Shugyō: religious/aesthetic discipline.

Shū: “seminar/school”: a class in a Buddhist temple (Nara Era) dedicated to the exegesis of a particular scripture. Nara Era temples were structured as Buddhist studies institutes before the naming and establishment of the separate and competing ‘schools’ that arose out of the seminars (particularly with the return arrival of the monk Kukai from China and his founding of esoteric Shingon Buddhism).

Soboku: artless simplicity.

Sokkyō: improvisation.

Sonae-koh: incense for invoking the Buddha’s presence and summoning forth his peaceful world.

Soradaki: “empty burning”; burning incense for mere pleasure, not connoisseurship.

Sui: to behave in a sophisticated manner (Edo era).

Suiseki: the art of aesthetic appreciation of stones (see: reiheki)

Suizen: “blowing Zen”; striving towards enlightenment through playing the shakuhachi.

Sumi-e: ink paintings.

Teisho: the vibrant, non-conceptual presentation of Buddhist law/thought by a Zen master, usually koan related or based.

Tettei-on: the state of ‘absolute sound’ one must enter to become enlightened through suizen.

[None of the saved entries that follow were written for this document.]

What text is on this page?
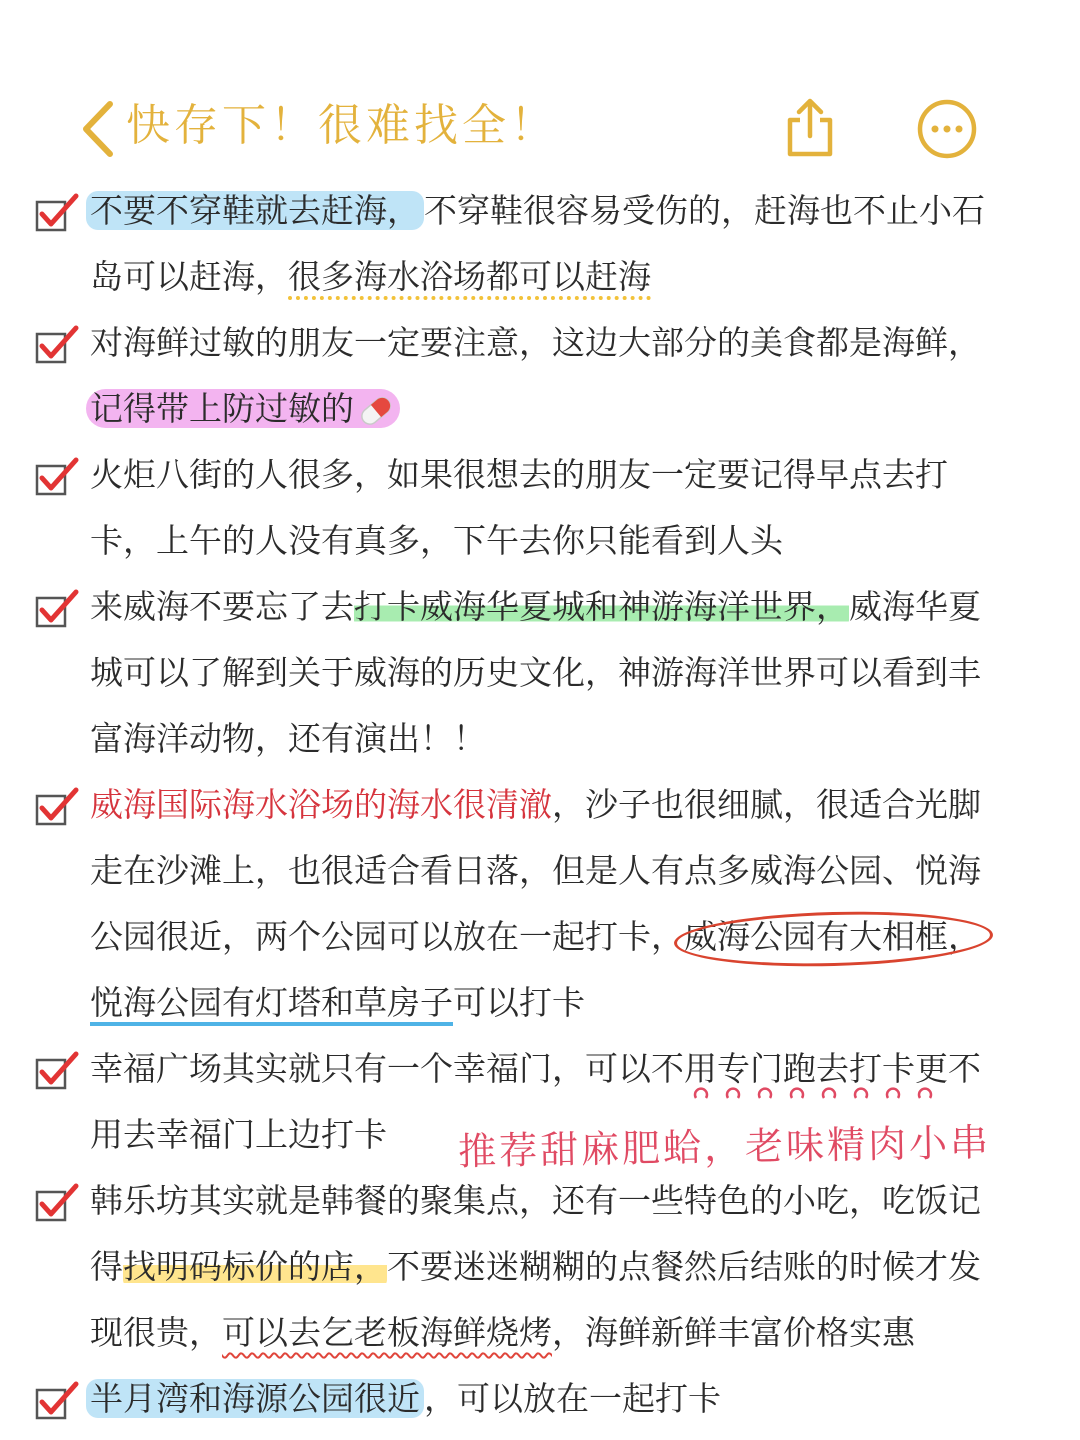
快存下！很难找全！
不要不穿鞋就去赶海， 不穿鞋很容易受伤的，赶海也不止小石
岛可以赶海，很多海水浴场都可以赶海
对海鲜过敏的朋友一定要注意，这边大部分的美食都是海鲜，
记得带上防过敏的
火炬八街的人很多，如果很想去的朋友一定要记得早点去打
卡，上午的人没有真多，下午去你只能看到人头
来威海不要忘了去打卡威海华夏城和神游海洋世界，威海华夏
城可以了解到关于威海的历史文化，神游海洋世界可以看到丰
富海洋动物，还有演出！！
威海国际海水浴场的海水很清澈，沙子也很细腻，很适合光脚
走在沙滩上，也很适合看日落，但是人有点多威海公园、悦海
公园很近，两个公园可以放在一起打卡，威海公园有大相框，
悦海公园有灯塔和草房子可以打卡
幸福广场其实就只有一个幸福门，可以不用专门跑去打卡更不
用去幸福门上边打卡
韩乐坊其实就是韩餐的聚集点，还有一些特色的小吃，吃饭记
得找明码标价的店，不要迷迷糊糊的点餐然后结账的时候才发
现很贵，可以去乞老板海鲜烧烤，海鲜新鲜丰富价格实惠
半月湾和海源公园很近 ，可以放在一起打卡
推荐甜麻肥蛤，老味精肉小串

Tsurezuregusa: “Essays in Idleness”, a famous work of the zuihitsu genre by Kenkō.

Tsū: connoisseurship; a person who is polished and has a sophisticated knowledge of Yoshiwara etiquette (Edo era).

Ukiyozōshi: the Edo Era (1600-1868) “tales of the floating world”, of which Japanese woodblock prints known as ukiyo-e draw their source material.

Ura-byōshi: the ‘silences’ in Noh Theater/nohkan music that are alluded to by notes; an “eighth note” of ma.

Wabi: a quality of rustic simplicity.

Wabicha: the Zen manner of practicing chadō (the Tea Ceremony) as symbolic of the awakened mind.

Wabizumai: “to live simply (without attachments)”; the life of wabi ; the simple life of a Zen acolyte or transcended master.

Yo-haku: ‘blank space’; the non-expressed totality of Nature and human affairs in phenomenal time and space surrounding the positive region of the expressed within the poetic field of haiku poetry.

Yōrishiro: an “occasionally occupied” shintai.

Yūgen: deep, mysterious elegance.

Zazen:  sitting meditation

Zen: the contemplative branch of (originally Chinese) Japanese Buddhism consisting primarily of the Soto and Rinzai faiths.

Zōbō: “Counterfeit Dharma” Period: the Buddhist era lasting from 500 years after Siddartha’s enlightenment (shōbō) on for the next 1000 years (approx. 10 – 1000 C.E).

Zōka-no-makoto: Genuineness of cosmic creativity; counterpart to fūga-no-makoto.

Zuihitsu: “following the brush”, a genre of literature written in a stream-of-consciousness manner, an essay that ranges somewhat formlessly.